The arsenic problem in Bangladesh has been known for over 30 years, and there is still no marketable solution that can be established nationwide. In recent years, the association's own funds have been used to provide numerous filter systems and deep wells, through which arsenic-free water has been made available in 20 villages. "Just a drop in the ocean", because far more wells and filters would be necessary for the area-wide supply.
More should be done to ensure that people there also receive the basic right to clean drinking water. This was the topic of a recent discussion between the honorary chairwoman of the Heidelberg-based association "Agape e. V." Christine Weitmann and the chairman Dr. Martin Maier, together with the Federal Minister of Development Dr. Gerd Müller and the member of the German Bundestag Prof. Dr. A. Lamers in Berlin. After this meeting the possibilities of financing projects by the Federal Ministry for Economic Cooperation and Development (BMZ) were examined.
In order to find a long-term, financially viable and sustainable solution to the problem, the association was able to involve a group of researchers from the University of Heidelberg in this topic in 2015. Since 2015, the hydrogeologist and hydrogeochemist from the "Biogeochemistry" research group Dr. Martin Maier has been working on a voluntary basis to supervise the projects implemented in Bangladesh. Via third-party University funding, work has also been carried out in the years 2017 - 2020 to identify the exact causes of the problem.

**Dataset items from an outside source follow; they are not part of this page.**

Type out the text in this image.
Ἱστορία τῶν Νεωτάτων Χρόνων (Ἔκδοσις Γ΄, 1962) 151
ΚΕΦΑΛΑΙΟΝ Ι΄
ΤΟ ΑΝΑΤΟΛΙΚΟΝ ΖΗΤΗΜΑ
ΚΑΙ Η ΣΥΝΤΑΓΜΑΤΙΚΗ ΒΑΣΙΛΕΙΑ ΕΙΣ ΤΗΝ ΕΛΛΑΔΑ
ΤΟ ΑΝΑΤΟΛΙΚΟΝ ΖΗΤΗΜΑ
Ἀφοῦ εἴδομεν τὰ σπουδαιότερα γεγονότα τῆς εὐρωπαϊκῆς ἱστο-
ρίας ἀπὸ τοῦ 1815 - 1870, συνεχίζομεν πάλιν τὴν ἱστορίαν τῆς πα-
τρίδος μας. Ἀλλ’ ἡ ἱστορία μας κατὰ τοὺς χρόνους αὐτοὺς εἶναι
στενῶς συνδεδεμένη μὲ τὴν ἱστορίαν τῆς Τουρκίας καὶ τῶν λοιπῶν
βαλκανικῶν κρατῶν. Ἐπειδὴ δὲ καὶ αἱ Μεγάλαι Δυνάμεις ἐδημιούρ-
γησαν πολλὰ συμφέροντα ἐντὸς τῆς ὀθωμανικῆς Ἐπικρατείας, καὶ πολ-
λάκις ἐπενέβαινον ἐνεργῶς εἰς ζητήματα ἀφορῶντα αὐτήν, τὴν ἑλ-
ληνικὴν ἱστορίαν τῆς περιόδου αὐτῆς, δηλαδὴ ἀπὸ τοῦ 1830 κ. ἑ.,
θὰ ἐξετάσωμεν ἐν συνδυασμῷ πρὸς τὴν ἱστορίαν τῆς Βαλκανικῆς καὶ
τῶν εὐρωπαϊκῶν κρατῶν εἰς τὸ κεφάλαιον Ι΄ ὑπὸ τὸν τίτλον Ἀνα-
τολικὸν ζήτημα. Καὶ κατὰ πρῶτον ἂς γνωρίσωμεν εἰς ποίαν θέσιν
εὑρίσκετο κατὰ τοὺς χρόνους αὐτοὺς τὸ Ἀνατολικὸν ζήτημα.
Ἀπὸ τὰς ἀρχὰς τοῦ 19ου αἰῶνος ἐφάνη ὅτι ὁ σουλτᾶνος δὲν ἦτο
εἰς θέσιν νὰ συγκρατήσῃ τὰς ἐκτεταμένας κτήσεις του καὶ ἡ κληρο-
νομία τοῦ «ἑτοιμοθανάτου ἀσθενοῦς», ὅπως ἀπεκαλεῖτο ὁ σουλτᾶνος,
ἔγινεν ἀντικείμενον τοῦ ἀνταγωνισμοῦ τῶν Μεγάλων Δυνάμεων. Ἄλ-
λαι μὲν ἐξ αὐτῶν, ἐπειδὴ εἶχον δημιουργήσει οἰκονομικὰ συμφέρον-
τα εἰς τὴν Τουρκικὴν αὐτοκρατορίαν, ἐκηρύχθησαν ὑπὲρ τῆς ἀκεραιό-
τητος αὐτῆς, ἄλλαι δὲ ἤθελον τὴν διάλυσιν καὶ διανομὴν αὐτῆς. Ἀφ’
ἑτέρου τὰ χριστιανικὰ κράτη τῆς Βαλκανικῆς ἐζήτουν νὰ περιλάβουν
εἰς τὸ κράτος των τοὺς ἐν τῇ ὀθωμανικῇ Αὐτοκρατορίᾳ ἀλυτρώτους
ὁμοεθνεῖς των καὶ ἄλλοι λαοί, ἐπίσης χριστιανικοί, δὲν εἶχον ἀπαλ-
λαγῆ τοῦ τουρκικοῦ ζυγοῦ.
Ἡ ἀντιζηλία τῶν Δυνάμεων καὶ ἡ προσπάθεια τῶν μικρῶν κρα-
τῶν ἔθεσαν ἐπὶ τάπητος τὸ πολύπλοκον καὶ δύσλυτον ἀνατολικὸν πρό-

In the meantime, Dr. Martin Maier is the new chairman of AGAPE e.V. With the support of the team at the University of Heidelberg, he is still committed to finding a long-term and sustainable solution. The development and testing of filter systems using new filter materials (see projects) is already well advanced. Various prototypes are currently being tested in the Ullapara and Sirajganj (NW Bangladesh) and Nabiganj (NE Bangladesh) areas. The next step is to set up a system whereby used filter cartridges can be taken back and recycled - for the most economical and ecological use possible.
We are already very close to achieving our goal, so that political support for the project through the Federal Ministry for Development and Cooperation seems fundamentally conceivable. Until then we are dependent on donations.